The market is already pricing in a more aggressive central bank, with futures data from the CME FedWatch Tool now showing a 42% probability of a rate hike by September. This is up from 38% just last week, indicating that conviction is growing. This shift shows traders are taking the inflation threat more seriously.
Market Volatility, Trading Dynamics, and FX Implications
For those trading interest rate derivatives, we anticipate the front end of the yield curve will continue to price in higher rates. Positioning for this through options on SOFR futures or interest rate swaps could be advantageous. This is reminiscent of the market dynamics seen during the 2022 hiking cycle.
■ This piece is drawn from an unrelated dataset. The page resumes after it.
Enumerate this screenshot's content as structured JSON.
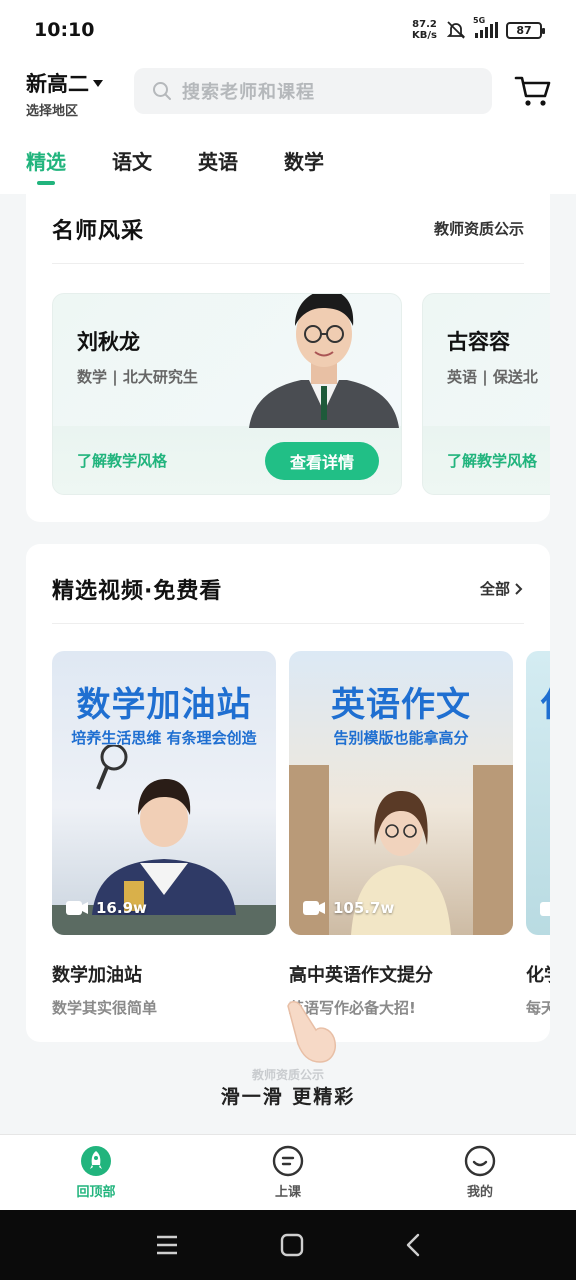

This environment of policy uncertainty and geopolitical risk is likely to increase market volatility. We expect options premiums to expand, making long volatility positions attractive through instruments like VIX calls or straddles on key indices. The bond market’s MOVE index has already risen 8% this month, signaling that nervousness is building beneath the surface.
In foreign exchange markets, a hawkish Fed will continue to support the US Dollar. The EUR/USD pair shows particular weakness, struggling to overcome resistance at 1.1670. We think buying put options on EUR/USD is a straightforward way to position for a potential move toward the 1.1470 support level.